Three Perspectives on Personalization
CompetencyWorks Blog
Matt Riggan shares his perspective on the NGLC Bay Area convening, which took place in January 2015. This post originally appeared at Next Generation Learning Challenges on February 24, 2015.
Our two-day visit had been all about personalized learning. We’d heard that term in every school we visited and in every session in between. But what does it really mean?
Visiting schools and talking with other NGLC grantees, I heard three distinct visions for personalization.
The first focuses on using technology to locate and support students along a continuum of learning within a given content area. This view prioritizes meeting students where they are in literacy and mathematics. Students work at their own pace, and teachers have the ability to identify small groups for direct support and intervention. What is not necessarily personalized in this view is what kids actually learn. More often than not, that is defined by standards and accountability systems, or other external factors like college entrance requirements.

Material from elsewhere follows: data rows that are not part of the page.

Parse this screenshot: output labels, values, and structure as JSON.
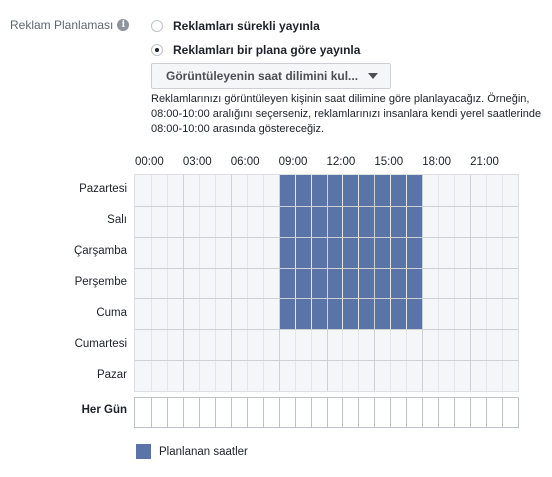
{
  "section": {
    "label": "Reklam Planlaması",
    "info_icon": "info-icon"
  },
  "options": [
    {
      "label": "Reklamları sürekli yayınla",
      "selected": false
    },
    {
      "label": "Reklamları bir plana göre yayınla",
      "selected": true
    }
  ],
  "timezone_dropdown": {
    "value": "Görüntüleyenin saat dilimini kul..."
  },
  "help_text": "Reklamlarınızı görüntüleyen kişinin saat dilimine göre planlayacağız. Örneğin, 08:00-10:00 aralığını seçerseniz, reklamlarınızı insanlara kendi yerel saatlerinde 08:00-10:00 arasında göstereceğiz.",
  "hour_labels": [
    "00:00",
    "03:00",
    "06:00",
    "09:00",
    "12:00",
    "15:00",
    "18:00",
    "21:00"
  ],
  "days": [
    "Pazartesi",
    "Salı",
    "Çarşamba",
    "Perşembe",
    "Cuma",
    "Cumartesi",
    "Pazar"
  ],
  "every_day_label": "Her Gün",
  "schedule": {
    "slots_per_day": 24,
    "selected": [
      {
        "day": "Pazartesi",
        "from_hour": 9,
        "to_hour": 18
      },
      {
        "day": "Salı",
        "from_hour": 9,
        "to_hour": 18
      },
      {
        "day": "Çarşamba",
        "from_hour": 9,
        "to_hour": 18
      },
      {
        "day": "Perşembe",
        "from_hour": 9,
        "to_hour": 18
      },
      {
        "day": "Cuma",
        "from_hour": 9,
        "to_hour": 18
      }
    ]
  },
  "legend": {
    "label": "Planlanan saatler",
    "color": "#5b74a8"
  },
  "colors": {
    "scheduled": "#5b74a8",
    "grid_bg": "#f5f6f7"
  }
}
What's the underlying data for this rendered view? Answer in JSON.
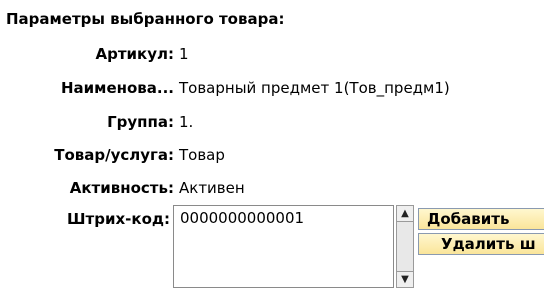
{
  "panel": {
    "title": "Параметры выбранного товара:"
  },
  "fields": {
    "article": {
      "label": "Артикул:",
      "value": "1"
    },
    "name": {
      "label": "Наименова...",
      "value": "Товарный предмет 1(Тов_предм1)"
    },
    "group": {
      "label": "Группа:",
      "value": "1."
    },
    "type": {
      "label": "Товар/услуга:",
      "value": "Товар"
    },
    "activity": {
      "label": "Активность:",
      "value": "Активен"
    },
    "barcode": {
      "label": "Штрих-код:",
      "items": [
        "0000000000001"
      ]
    }
  },
  "buttons": {
    "add": "Добавить",
    "delete": "Удалить ш"
  },
  "scroll": {
    "up_icon": "arrow-up-icon",
    "down_icon": "arrow-down-icon"
  }
}
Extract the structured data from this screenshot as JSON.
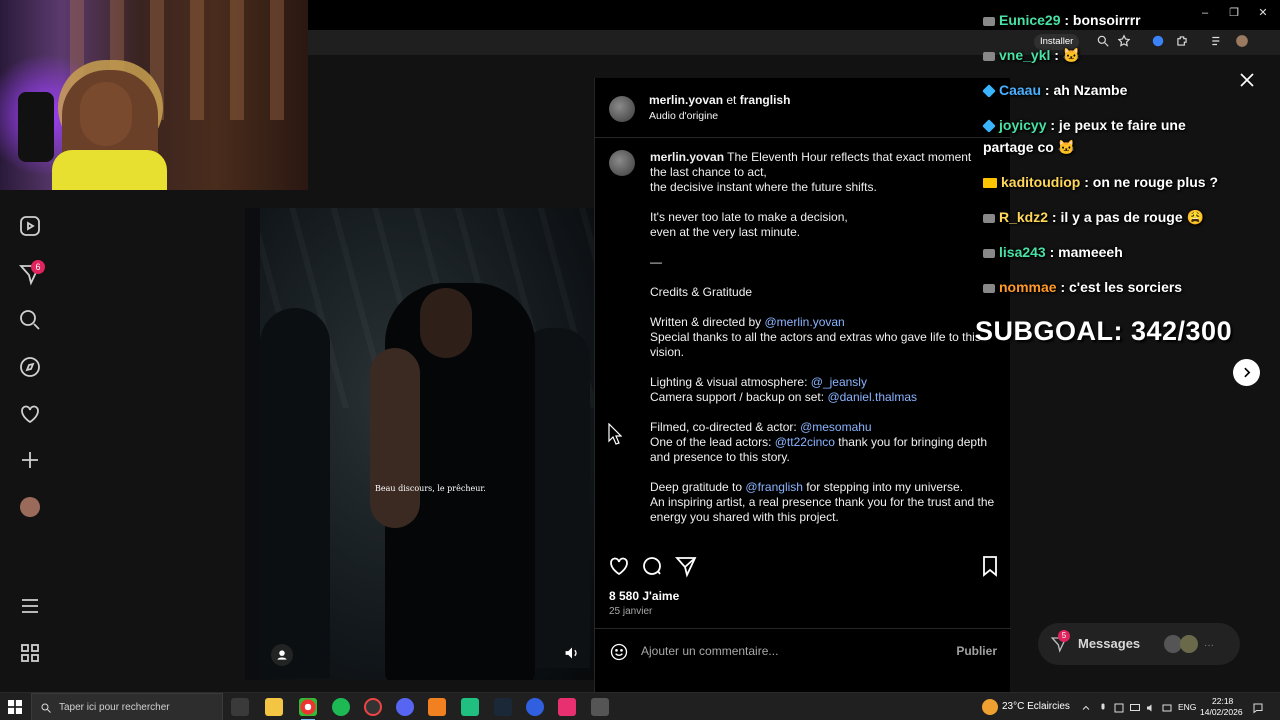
{
  "post": {
    "author_primary": "merlin.yovan",
    "coauthor_connector": "et",
    "author_secondary": "franglish",
    "audio": "Audio d'origine",
    "caption_lines": [
      {
        "user": "merlin.yovan",
        "text": " The Eleventh Hour reflects that exact moment"
      },
      {
        "text": "the last chance to act,"
      },
      {
        "text": "the decisive instant where the future shifts."
      },
      {
        "text": ""
      },
      {
        "text": "It's never too late to make a decision,"
      },
      {
        "text": "even at the very last minute."
      },
      {
        "text": ""
      },
      {
        "text": "—"
      },
      {
        "text": ""
      },
      {
        "text": "Credits & Gratitude"
      },
      {
        "text": ""
      },
      {
        "text": "Written & directed by ",
        "mention": "@merlin.yovan"
      },
      {
        "text": "Special thanks to all the actors and extras who gave life to this"
      },
      {
        "text": "vision."
      },
      {
        "text": ""
      },
      {
        "text": "Lighting & visual atmosphere: ",
        "mention": "@_jeansly"
      },
      {
        "text": "Camera support / backup on set: ",
        "mention": "@daniel.thalmas"
      },
      {
        "text": ""
      },
      {
        "text": "Filmed, co-directed & actor: ",
        "mention": "@mesomahu"
      },
      {
        "text": "One of the lead actors: ",
        "mention": "@tt22cinco",
        "after": " thank you for bringing depth"
      },
      {
        "text": "and presence to this story."
      },
      {
        "text": ""
      },
      {
        "text": "Deep gratitude to ",
        "mention": "@franglish",
        "after": " for stepping into my universe."
      },
      {
        "text": "An inspiring artist, a real presence thank you for the trust and the"
      },
      {
        "text": "energy you shared with this project."
      }
    ],
    "likes": "8 580 J'aime",
    "date": "25 janvier",
    "comment_placeholder": "Ajouter un commentaire...",
    "publish_label": "Publier"
  },
  "video": {
    "subtitle": "Beau discours, le prêcheur."
  },
  "nav": {
    "notification_count": "6"
  },
  "chat": {
    "messages": [
      {
        "user": "Eunice29",
        "text": " : bonsoirrrr",
        "color": "#49e1a4"
      },
      {
        "user": "vne_ykl",
        "text": " : ",
        "emote": "🐱",
        "color": "#49e1a4"
      },
      {
        "user": "Caaau",
        "text": " : ah Nzambe",
        "color": "#4ab0ff"
      },
      {
        "user": "joyicyy",
        "text": " : je peux te faire une",
        "color": "#49e1a4"
      },
      {
        "user": "",
        "text": "partage co ",
        "emote": "🐱",
        "color": "#49e1a4"
      },
      {
        "user": "kaditoudiop",
        "text": " : on ne rouge plus ?",
        "color": "#ffd85a"
      },
      {
        "user": "R_kdz2",
        "text": " : il y a pas de rouge ",
        "emote": "😩",
        "color": "#ffd85a"
      },
      {
        "user": "lisa243",
        "text": " : mameeeh",
        "color": "#49e1a4"
      },
      {
        "user": "nommae",
        "text": " : c'est les sorciers",
        "color": "#ff9a2a"
      }
    ],
    "subgoal": "SUBGOAL: 342/300"
  },
  "browser": {
    "install_label": "Installer"
  },
  "messages_widget": {
    "label": "Messages",
    "badge": "5"
  },
  "taskbar": {
    "search_placeholder": "Taper ici pour rechercher",
    "weather": "23°C  Eclaircies",
    "language": "ENG",
    "time": "22:18",
    "date": "14/02/2026"
  },
  "colors": {
    "mention": "#8ab4ff",
    "notification": "#e0245e",
    "chat_green": "#49e1a4"
  }
}
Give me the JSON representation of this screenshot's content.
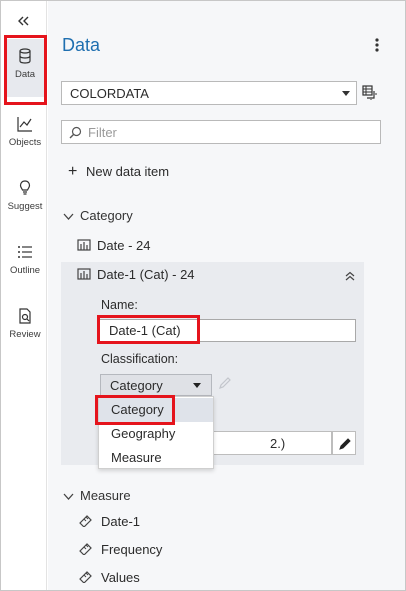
{
  "rail": {
    "items": [
      {
        "label": "Data",
        "icon": "database-icon"
      },
      {
        "label": "Objects",
        "icon": "line-chart-icon"
      },
      {
        "label": "Suggest",
        "icon": "lightbulb-icon"
      },
      {
        "label": "Outline",
        "icon": "list-icon"
      },
      {
        "label": "Review",
        "icon": "review-icon"
      }
    ]
  },
  "header": {
    "title": "Data"
  },
  "data_source": {
    "selected": "COLORDATA"
  },
  "filter": {
    "placeholder": "Filter"
  },
  "new_item": {
    "label": "New data item"
  },
  "category_group": {
    "label": "Category",
    "items": [
      {
        "label": "Date - 24"
      },
      {
        "label": "Date-1 (Cat) - 24"
      }
    ]
  },
  "details": {
    "name_label": "Name:",
    "name_value": "Date-1 (Cat)",
    "classification_label": "Classification:",
    "classification_value": "Category",
    "format_value_visible": "2.)"
  },
  "classification_dropdown": {
    "options": [
      "Category",
      "Geography",
      "Measure"
    ],
    "selected": "Category"
  },
  "measure_group": {
    "label": "Measure",
    "items": [
      {
        "label": "Date-1"
      },
      {
        "label": "Frequency"
      },
      {
        "label": "Values"
      }
    ]
  },
  "colors": {
    "accent": "#1f6fb0",
    "highlight": "#e5141c"
  }
}
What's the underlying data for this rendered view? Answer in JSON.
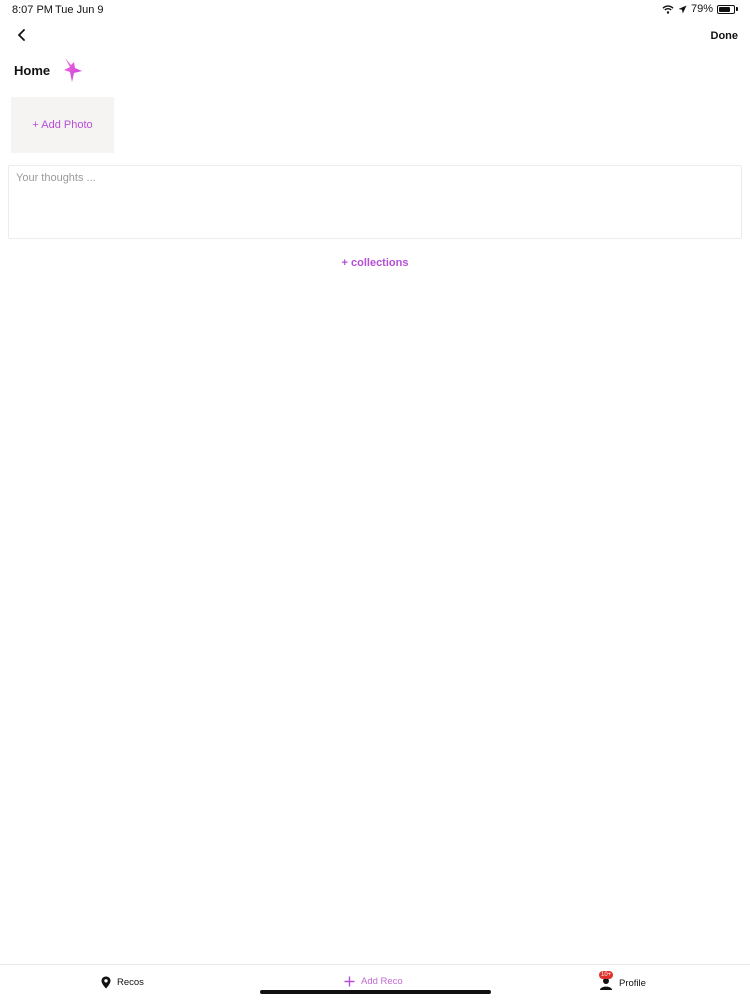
{
  "status_bar": {
    "time": "8:07 PM",
    "date": "Tue Jun 9",
    "battery": "79%",
    "battery_level": 0.79,
    "icons": [
      "wifi-icon",
      "location-arrow-icon",
      "battery-icon"
    ]
  },
  "nav": {
    "back_icon": "chevron-left-icon",
    "done_label": "Done"
  },
  "header": {
    "title": "Home",
    "logo_icon": "bird-icon",
    "accent_color": "#b64fd8"
  },
  "photo": {
    "add_label": "+ Add Photo"
  },
  "thoughts": {
    "placeholder": "Your thoughts ...",
    "value": ""
  },
  "collections": {
    "label": "+ collections"
  },
  "tab_bar": {
    "items": [
      {
        "label": "Recos",
        "icon": "map-pin-icon"
      },
      {
        "label": "Add Reco",
        "icon": "plus-icon"
      },
      {
        "label": "Profile",
        "icon": "person-icon",
        "badge": "10+"
      }
    ]
  }
}
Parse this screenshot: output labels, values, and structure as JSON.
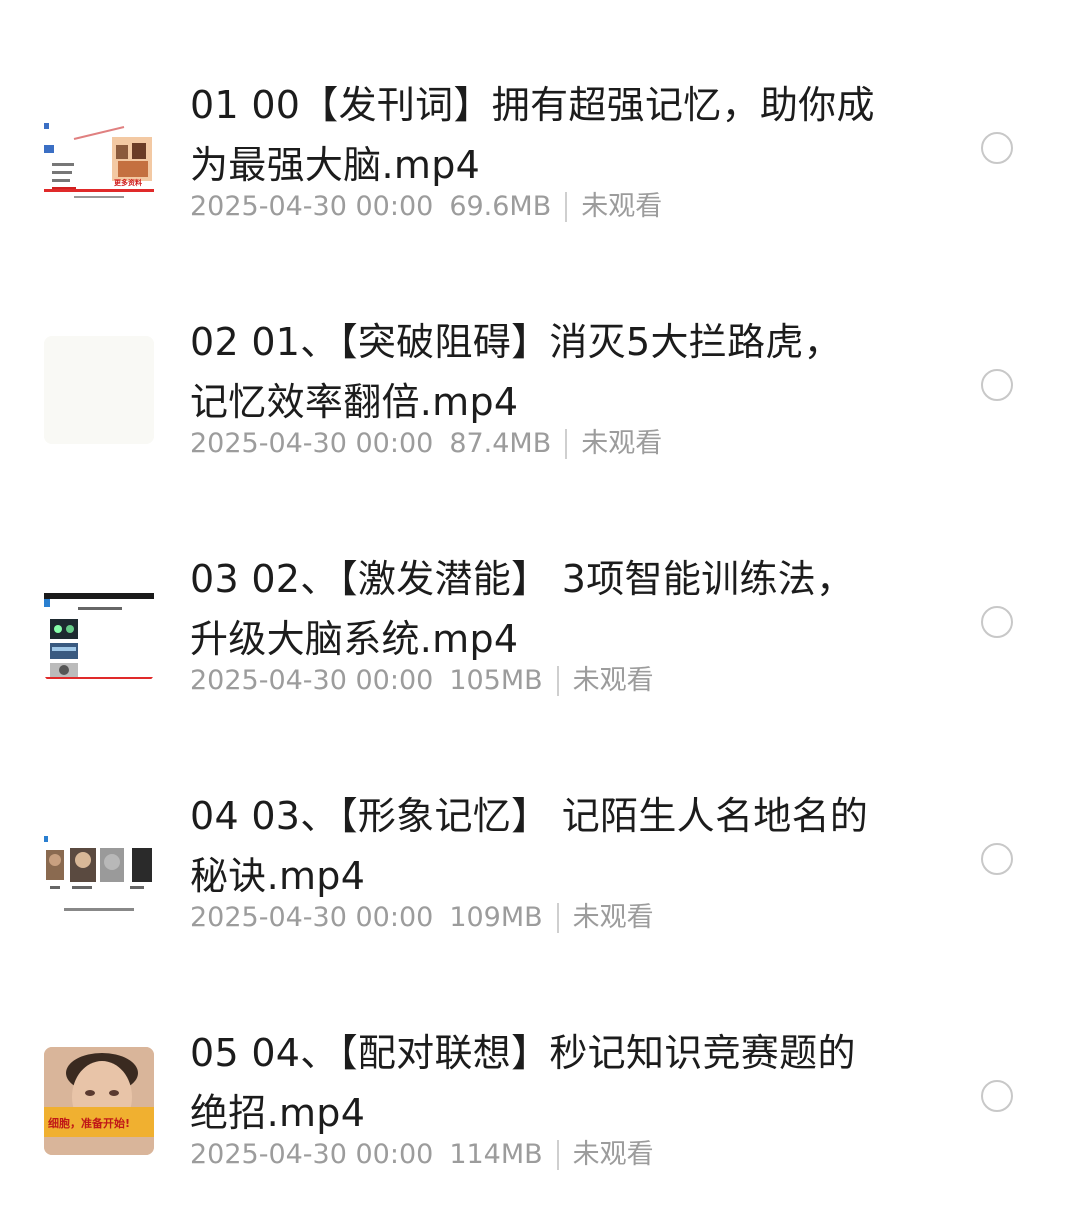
{
  "files": [
    {
      "title": "01 00【发刊词】拥有超强记忆，助你成为最强大脑.mp4",
      "date": "2025-04-30 00:00",
      "size": "69.6MB",
      "status": "未观看",
      "thumb_text": "更多资料"
    },
    {
      "title": "02 01、【突破阻碍】消灭5大拦路虎，记忆效率翻倍.mp4",
      "date": "2025-04-30 00:00",
      "size": "87.4MB",
      "status": "未观看"
    },
    {
      "title": "03 02、【激发潜能】 3项智能训练法，升级大脑系统.mp4",
      "date": "2025-04-30 00:00",
      "size": "105MB",
      "status": "未观看"
    },
    {
      "title": "04 03、【形象记忆】 记陌生人名地名的秘诀.mp4",
      "date": "2025-04-30 00:00",
      "size": "109MB",
      "status": "未观看"
    },
    {
      "title": "05 04、【配对联想】秒记知识竞赛题的绝招.mp4",
      "date": "2025-04-30 00:00",
      "size": "114MB",
      "status": "未观看",
      "thumb_text": "细胞，准备开始!"
    }
  ],
  "colors": {
    "title": "#1c1c1c",
    "meta": "#9c9c9c",
    "radio_border": "#c8c8c8",
    "thumb_accent_red": "#d02020",
    "thumb_banner_orange": "#f0b030"
  }
}
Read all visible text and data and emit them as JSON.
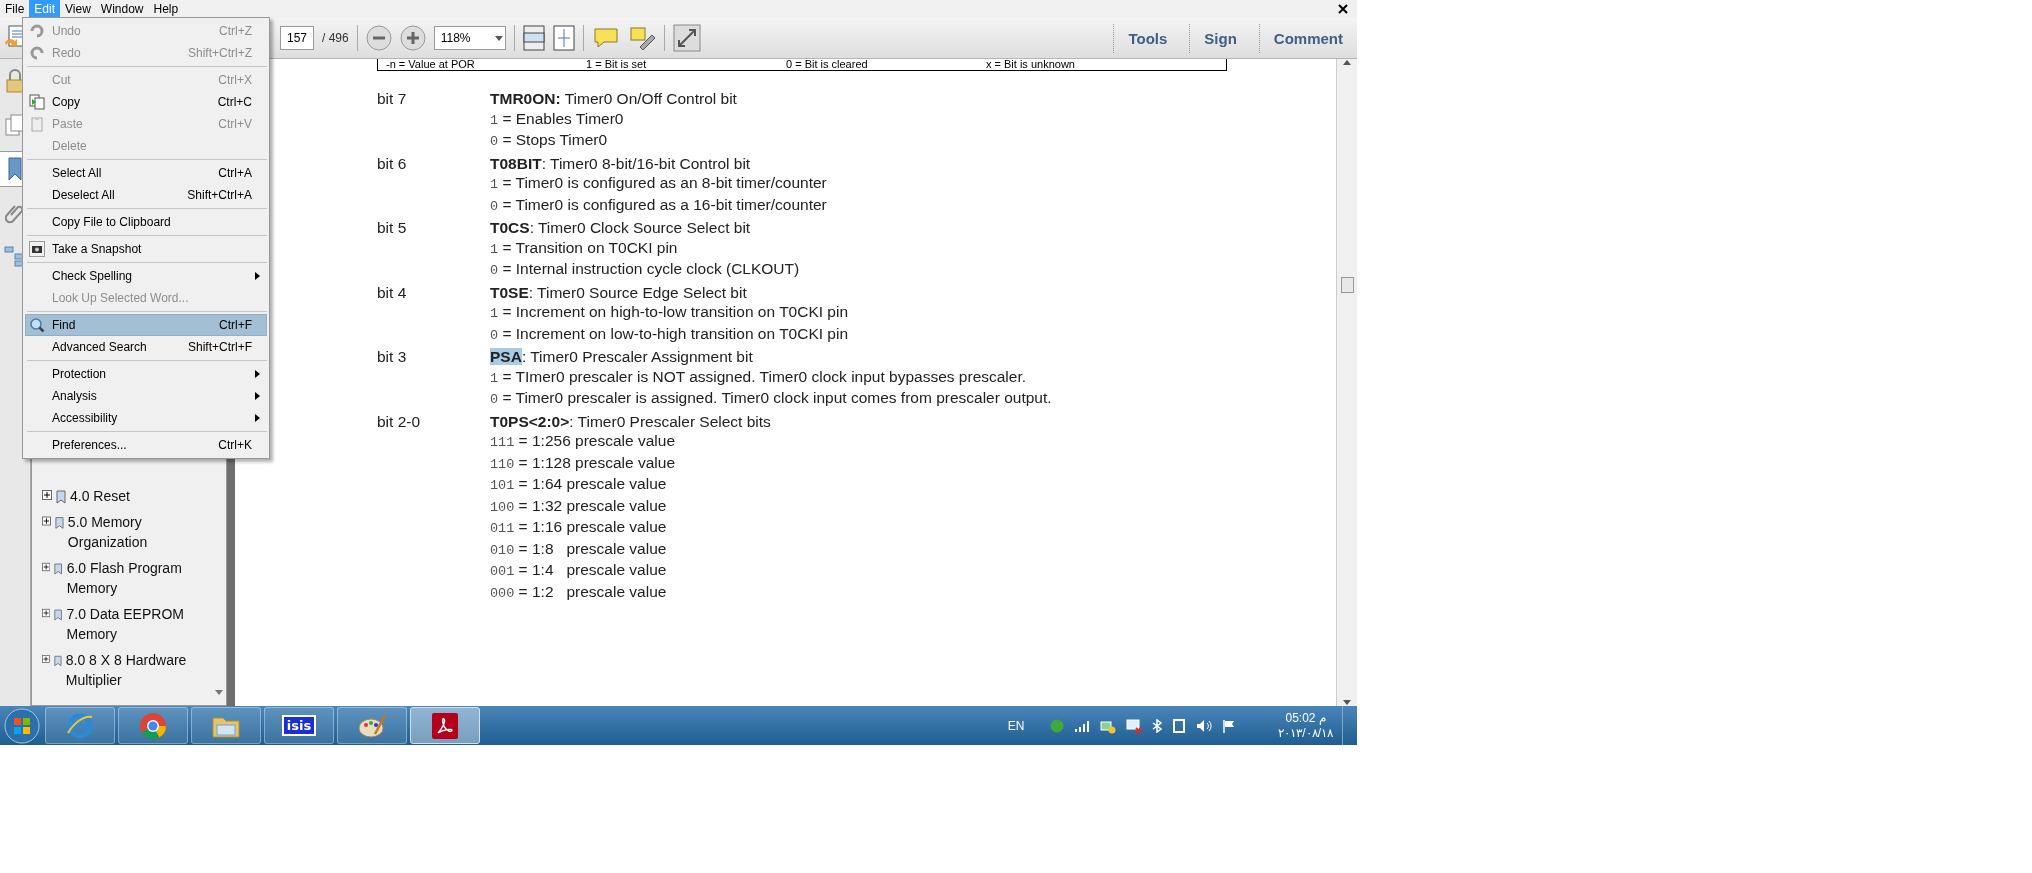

The second view of personalization emphasizes “voice and choice.” It’s based on exposing students to a range of ideas and types of work, pushing them to think about their interests and passions, and ultimately help them to figure out what they want to work hard at. Student engagement is the watchword here; the theory is that if sufficiently motivated, students will become more self-directed learners and be more willing to persist through challenges and setbacks.
While this view of personalization usually includes project based learning and real-world experiences, it may or may not integrate technology.
Both of these views of personalized learning were explicitly articulated and explained by educators in the schools we visited. But there was a third perspective that seemed more implicit in some schools’ designs, and appeared focused on ownership and motivation. This was personalization in the sense of making learning personal. It relied on students seeing their learning as a process of progressing toward goals they have set for themselves, rather than something being forced on them by others.
These three perspectives on personalization aren’t mutually exclusive, but they aren’t mutually dependent, either. We saw some schools where students had very little choice about what they were learning, but were encouraged and supported in setting their own goals and reporting to teachers and peers about their progress, with the goal of cultivating a deep sense of ownership over the work. And we saw elements of school designs based on solving real world problems that were practically agnostic about academic content.
At Summit Denali, we saw different perspectives embodied in different elements of the school’s design: meeting kids where they are during personalized learning time, voice and choice through expeditions, and making learning personal through personalized learning plans.
Maybe this is really the lesson to take from such a diverse set of schools: that there is no one right interpretation of what it means to personalize. Different views solve different problems. The important thing is being clear about what problems you’re trying to solve, and to proceed accordingly.
Matthew Riggan is a co-founder of the Workshop School, a project-based high school within the School District of Philadelphia.